沒出事,隻是一些嘴角之爭和小打小鬧的鬥毆,他沒閑功夫管。
青蓮子歪在竹榻上,半眯著眼睛,看著走進百草堂的葉寧,“丫頭,你膽子可真大,居然敢用我的黑蠍子傷人。”
葉寧道:“盒子是丘詩詩搶去的,也是她自己打開的,不能算是我用黑蠍子傷人。”
“但黑蠍子是你帶著的,你也難逃一個保護不力的責任。”
“我武功不好,先生把黑蠍子王交給我的時候,就該想到有被人搶去的可能。我總不能見人就搬出先生,說這盒是先生的。別人聽著,還當我仗著先生的勢,拿先生來壓人呢。如果非要追究責任的話,先生也有責任。”
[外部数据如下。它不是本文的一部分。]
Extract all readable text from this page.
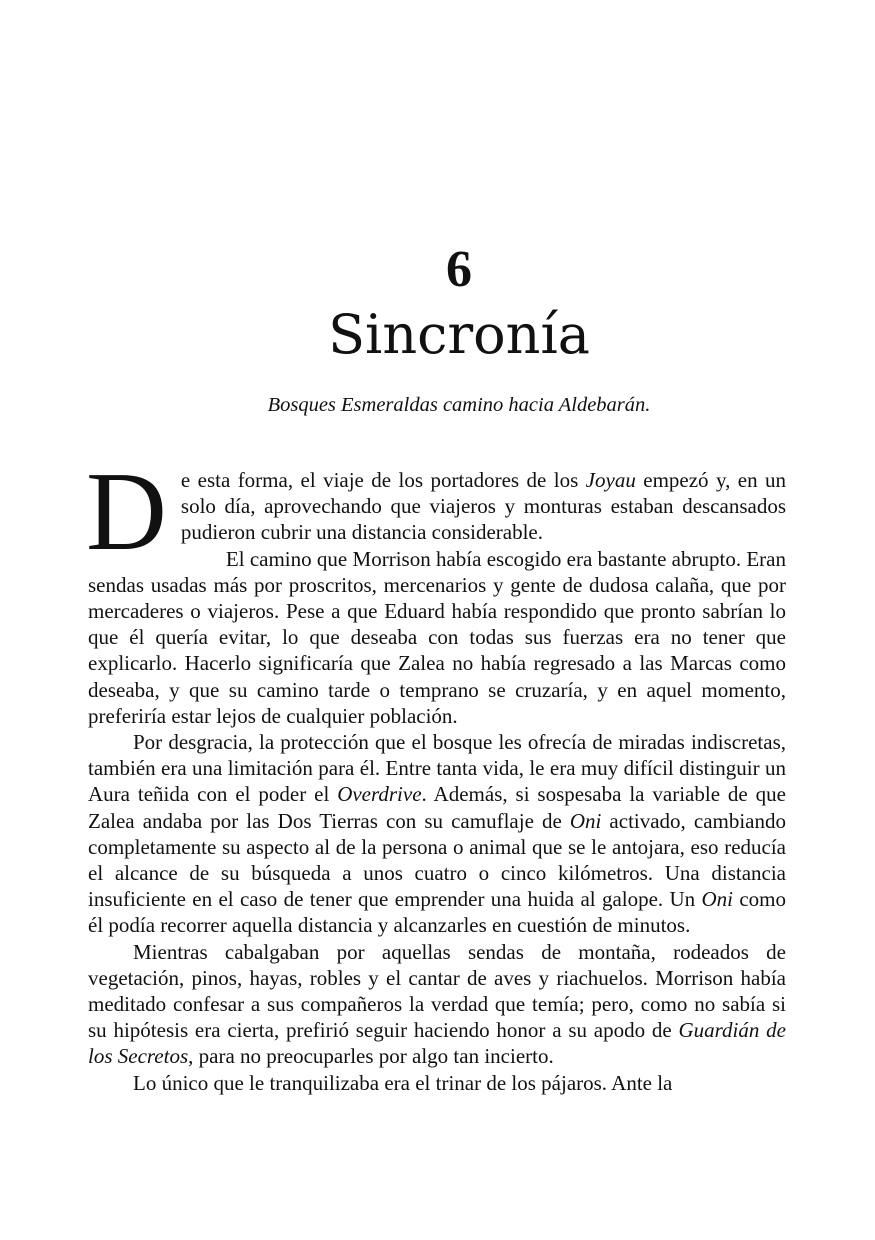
6
Sincronía

Bosques Esmeraldas camino hacia Aldebarán.

De esta forma, el viaje de los portadores de los Joyau empezó y, en un solo día, aprovechando que viajeros y monturas estaban descansados pudieron cubrir una distancia considerable.

El camino que Morrison había escogido era bastante abrupto. Eran sendas usadas más por proscritos, mercenarios y gente de dudosa calaña, que por mercaderes o viajeros. Pese a que Eduard había respondido que pronto sabrían lo que él quería evitar, lo que deseaba con todas sus fuerzas era no tener que explicarlo. Hacerlo significaría que Zalea no había regresado a las Marcas como deseaba, y que su camino tarde o temprano se cruzaría, y en aquel momento, preferiría estar lejos de cualquier población.

Por desgracia, la protección que el bosque les ofrecía de miradas indiscretas, también era una limitación para él. Entre tanta vida, le era muy difícil distinguir un Aura teñida con el poder el Overdrive. Además, si sospesaba la variable de que Zalea andaba por las Dos Tierras con su camuflaje de Oni activado, cambiando completamente su aspecto al de la persona o animal que se le antojara, eso reducía el alcance de su búsqueda a unos cuatro o cinco kilómetros. Una distancia insuficiente en el caso de tener que emprender una huida al galope. Un Oni como él podía recorrer aquella distancia y alcanzarles en cuestión de minutos.

Mientras cabalgaban por aquellas sendas de montaña, rodeados de vegetación, pinos, hayas, robles y el cantar de aves y riachuelos. Morrison había meditado confesar a sus compañeros la verdad que temía; pero, como no sabía si su hipótesis era cierta, prefirió seguir haciendo honor a su apodo de Guardián de los Secretos, para no preocuparles por algo tan incierto.

Lo único que le tranquilizaba era el trinar de los pájaros. Ante la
“好一張利嘴。”青蓮子笑了,不提他就不是拿他壓人了?這丫頭占了便宜,還不認賬,賴皮得很。
衝葉寧招了招手,“過來,讓我看看你養的蠍子王。”
葉寧忙打開錦盒遞了過去。
黑蠍子王吸食了一夜的女兒香,變得越加的漆黑,身上還裹了層薄薄的油光。
青蓮子眼裏化開喜色,這成色更勝當年蘇凝養的那隻。
“我的黑蠍子王在你手上,你就算拿我的名號出來壓人,也沒什麽。”
“啊?”
“啊什麽啊?人家想得我一點指點比登天還難,你現在在為我百草堂做事,也就是我百草堂的人,你就該淩駕在他們頭上。讓他們知道,我青蓮子如何的不可一世。”
葉寧憋著沒哼聲。
“怎麽?高興傻了?”青蓮子瞟了眼葉寧,成了他的人,不是該激動嗎,怎麽沒反應?